Herbarium specimens in a freezer.

Herbarium specimens are frozen to kill any insects.

While the boxes of dried plant specimens were making their long journey from Vanuatu to NYBG, research assistant Sarah Hardy was working diligently to prepare the labels for the mounted herbarium specimens. As she explained to her three roommates, who were perplexed by the growing stacks of paper in her room, each label contains valuable information about where the plant was collected, when, and by whom.
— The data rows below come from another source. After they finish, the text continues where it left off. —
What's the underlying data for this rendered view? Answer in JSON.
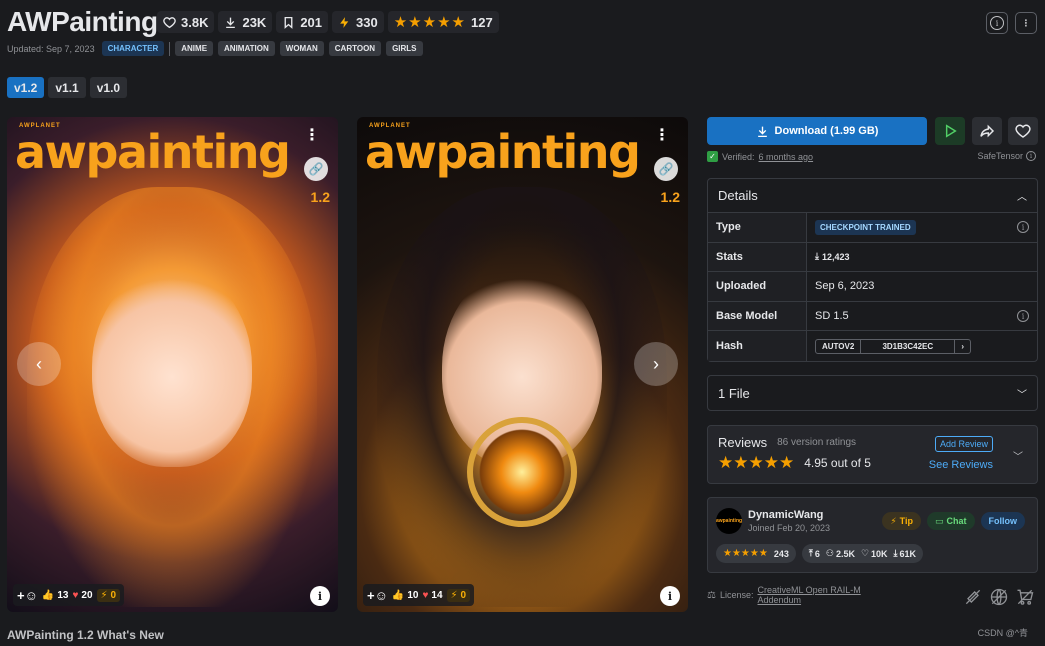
{
  "header": {
    "title": "AWPainting",
    "stats": {
      "likes": "3.8K",
      "downloads": "23K",
      "bookmarks": "201",
      "buzz": "330",
      "rating_stars": "★★★★★",
      "rating_count": "127"
    },
    "updated": "Updated: Sep 7, 2023",
    "primary_tag": "CHARACTER",
    "tags": [
      "ANIME",
      "ANIMATION",
      "WOMAN",
      "CARTOON",
      "GIRLS"
    ]
  },
  "versions": [
    "v1.2",
    "v1.1",
    "v1.0"
  ],
  "cards": [
    {
      "logo": "awpainting",
      "brand": "AWPLANET",
      "version": "1.2",
      "likes": "13",
      "hearts": "20",
      "buzz": "0"
    },
    {
      "logo": "awpainting",
      "brand": "AWPLANET",
      "version": "1.2",
      "likes": "10",
      "hearts": "14",
      "buzz": "0"
    }
  ],
  "download": {
    "label": "Download (1.99 GB)",
    "verified_label": "Verified:",
    "verified_time": "6 months ago",
    "format": "SafeTensor"
  },
  "details": {
    "title": "Details",
    "rows": {
      "type_label": "Type",
      "type_value": "CHECKPOINT TRAINED",
      "stats_label": "Stats",
      "stats_value": "12,423",
      "uploaded_label": "Uploaded",
      "uploaded_value": "Sep 6, 2023",
      "base_label": "Base Model",
      "base_value": "SD 1.5",
      "hash_label": "Hash",
      "hash_algo": "AUTOV2",
      "hash_value": "3D1B3C42EC"
    }
  },
  "files": {
    "label": "1 File"
  },
  "reviews": {
    "title": "Reviews",
    "count": "86 version ratings",
    "stars": "★★★★★",
    "score": "4.95 out of 5",
    "add": "Add Review",
    "see": "See Reviews"
  },
  "creator": {
    "name": "DynamicWang",
    "joined": "Joined Feb 20, 2023",
    "tip": "Tip",
    "chat": "Chat",
    "follow": "Follow",
    "rating_stars": "★★★★★",
    "rating_count": "243",
    "uploads": "6",
    "followers": "2.5K",
    "likes": "10K",
    "downloads": "61K",
    "avatar_text": "awpainting"
  },
  "license": {
    "label": "License:",
    "name": "CreativeML Open RAIL-M",
    "addendum": "Addendum"
  },
  "footer": {
    "whats_new": "AWPainting 1.2 What's New",
    "watermark": "CSDN @^青"
  },
  "colors": {
    "accent": "#1971c2",
    "star": "#f59f00",
    "logo": "#f8a21c"
  }
}
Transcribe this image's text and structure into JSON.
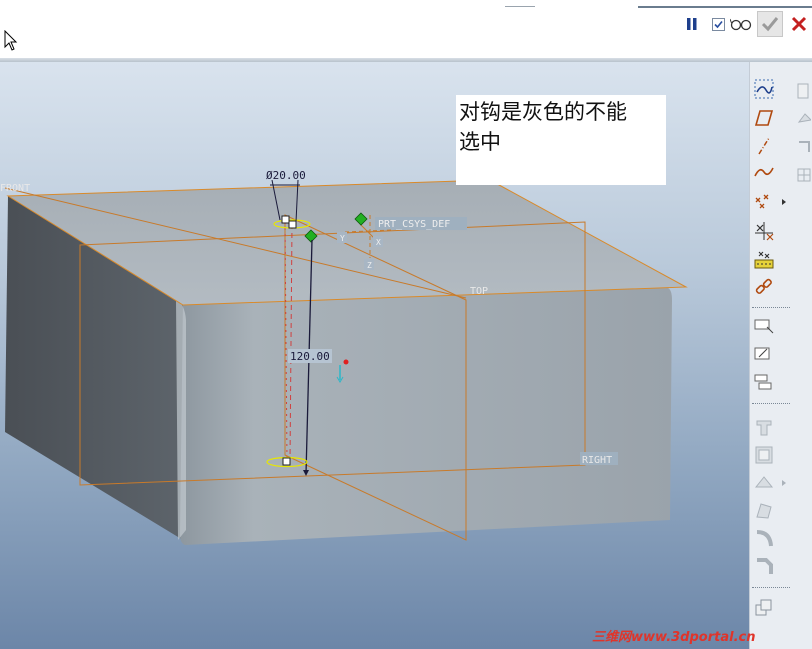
{
  "note": {
    "line1": "对钩是灰色的不能",
    "line2": "选中"
  },
  "datum_labels": {
    "front": "FRONT",
    "top": "TOP",
    "right": "RIGHT",
    "csys": "PRT_CSYS_DEF"
  },
  "dimensions": {
    "diameter": "Ø20.00",
    "length": "120.00"
  },
  "axis_labels": {
    "y": "Y",
    "x": "X",
    "z": "Z"
  },
  "watermark": "三维网www.3dportal.cn",
  "colors": {
    "datum": "#d98a2a",
    "confirm_disabled": "#9a9a9a",
    "cancel": "#c42020",
    "pause": "#1e3f8c",
    "handle_green": "#22b022"
  },
  "toolbar_top": [
    "pause-icon",
    "checkbox-icon",
    "glasses-icon",
    "confirm-checkmark-icon",
    "cancel-x-icon"
  ],
  "right_toolbar": [
    "sketch-icon",
    "plane-icon",
    "axis-icon",
    "curve-icon",
    "point-icon",
    "csys-icon",
    "analysis-icon",
    "chain-icon"
  ]
}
A label will eventually be glued to archival paper alongside a dried plant to form a complete herbarium specimen. NYBG staff will then photograph the specimen and enter the label information in the database of the C. V. Starr Virtual Herbarium so the specimen will be available online to scientists across the globe.

And that is how plants collected from a small island nation, as part of a study funded by the National Science Foundation devoted to understanding the plant and fungal diversity of a very poorly explored part of the world, traveled 15,439 miles from a forest in Vanuatu to the NYBG Herbarium.